Hi, I too have a difficulty figuring out whether I am a feeler or thinker.

Here are a list facts that may be used to help me out:
-I love and tend to argue with people who tend to be illogical with their arguments
-I find conflicts normal
-I criticize people pragmatically when it comes to their work
-I offer advices to my friends who have relationship or work problems and not tell them that everything will be fine
-I tell the truth and sometimes hurt them unknowingly
-People see me as a friendly person who doesn't say much
-I speak in a direct manner and can be brutally honest, which scares my friends sometimes
-I like puzzles that uses logical thinking such as sudoku, Unblock Me (iPad,iPhone app)
-I like non-fiction books, math, music (and play two musical instruments), psychology, business, accounting, and finance
-I have a few sentimental things that are given to me.

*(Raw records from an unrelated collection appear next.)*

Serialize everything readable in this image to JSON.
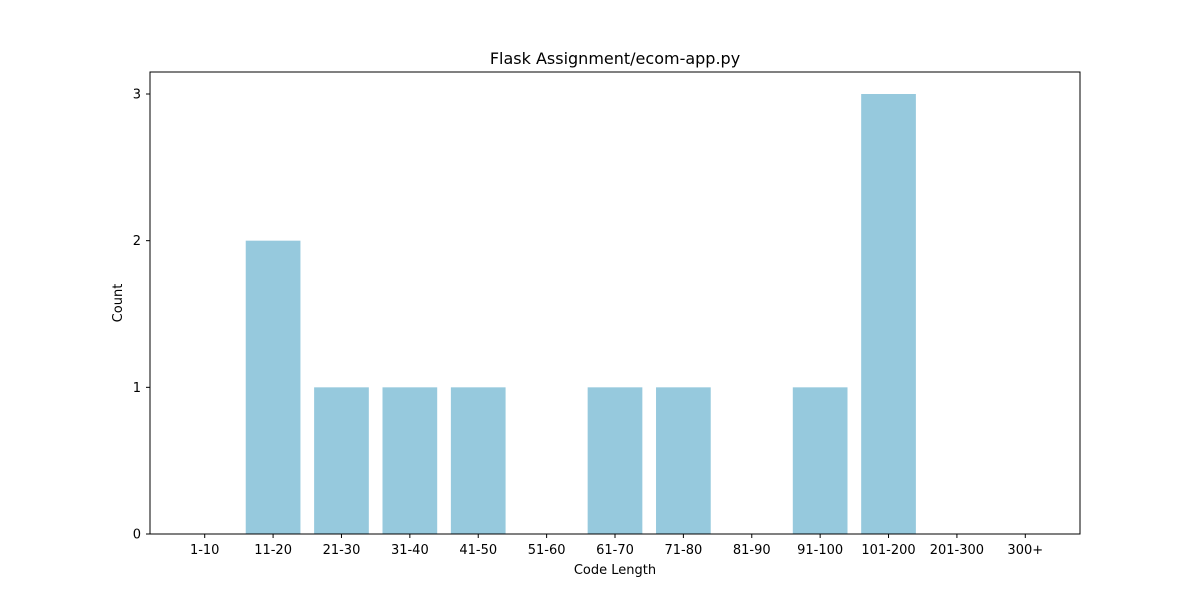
{
  "chart_data": {
    "type": "bar",
    "title": "Flask Assignment/ecom-app.py",
    "xlabel": "Code Length",
    "ylabel": "Count",
    "categories": [
      "1-10",
      "11-20",
      "21-30",
      "31-40",
      "41-50",
      "51-60",
      "61-70",
      "71-80",
      "81-90",
      "91-100",
      "101-200",
      "201-300",
      "300+"
    ],
    "values": [
      0,
      2,
      1,
      1,
      1,
      0,
      1,
      1,
      0,
      1,
      3,
      0,
      0
    ],
    "ylim": [
      0,
      3.15
    ],
    "yticks": [
      0,
      1,
      2,
      3
    ],
    "grid": false,
    "legend": "none",
    "bar_color": "#96c9dd"
  }
}
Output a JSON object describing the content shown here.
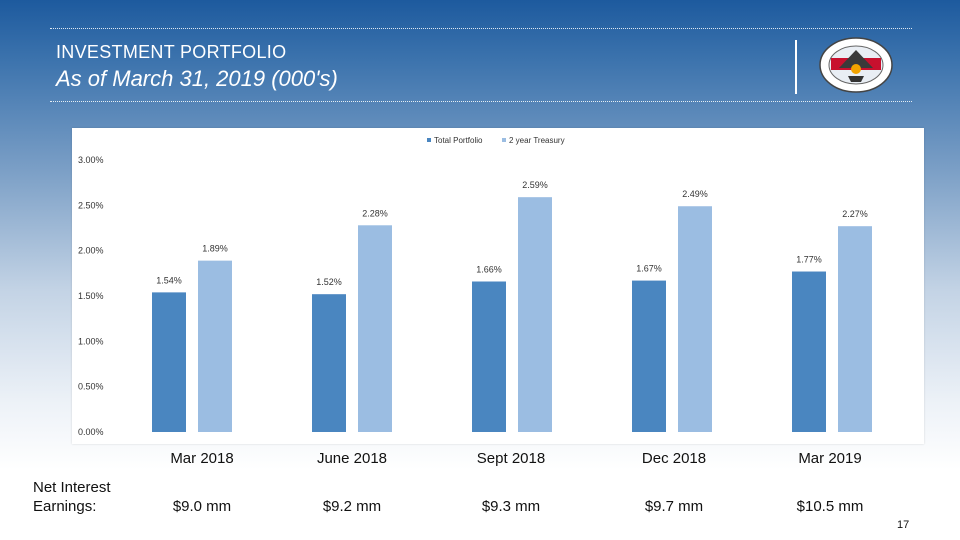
{
  "header": {
    "title": "INVESTMENT PORTFOLIO",
    "subtitle": "As of March 31, 2019 (000's)"
  },
  "logo": {
    "name": "seal-logo",
    "top_text": "SEAL OF THE",
    "bottom_text": "CITY OF"
  },
  "chart_data": {
    "type": "bar",
    "categories": [
      "Mar 2018",
      "June 2018",
      "Sept 2018",
      "Dec 2018",
      "Mar 2019"
    ],
    "series": [
      {
        "name": "Total Portfolio",
        "values": [
          1.54,
          1.52,
          1.66,
          1.67,
          1.77
        ],
        "labels": [
          "1.54%",
          "1.52%",
          "1.66%",
          "1.67%",
          "1.77%"
        ],
        "color": "#4a86c0"
      },
      {
        "name": "2 year Treasury",
        "values": [
          1.89,
          2.28,
          2.59,
          2.49,
          2.27
        ],
        "labels": [
          "1.89%",
          "2.28%",
          "2.59%",
          "2.49%",
          "2.27%"
        ],
        "color": "#9bbde2"
      }
    ],
    "ylim": [
      0,
      3.0
    ],
    "yticks": [
      0,
      0.5,
      1.0,
      1.5,
      2.0,
      2.5,
      3.0
    ],
    "ytick_labels": [
      "0.00%",
      "0.50%",
      "1.00%",
      "1.50%",
      "2.00%",
      "2.50%",
      "3.00%"
    ],
    "legend": "top-center",
    "grid": false,
    "title": "",
    "xlabel": "",
    "ylabel": ""
  },
  "earnings": {
    "label": "Net Interest Earnings:",
    "values": [
      "$9.0 mm",
      "$9.2 mm",
      "$9.3 mm",
      "$9.7 mm",
      "$10.5 mm"
    ]
  },
  "page_number": "17"
}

I buy things that have practical uses.
-I get annoyed when criticisms do not make sense or can not provide enough details
-I can be emotionally expressive with some people
-I am independent when it comes to work and do not like asking people to help me out.
-I strive to be successful at what I do
-I do not compliment people unless I feel that they deserve it
-I like learning new materials
-Sometimes I get mad without being aware of it
-I am able to hold my emotions very well, except when it comes to chocolates. 

Tell me what you guys think.


----------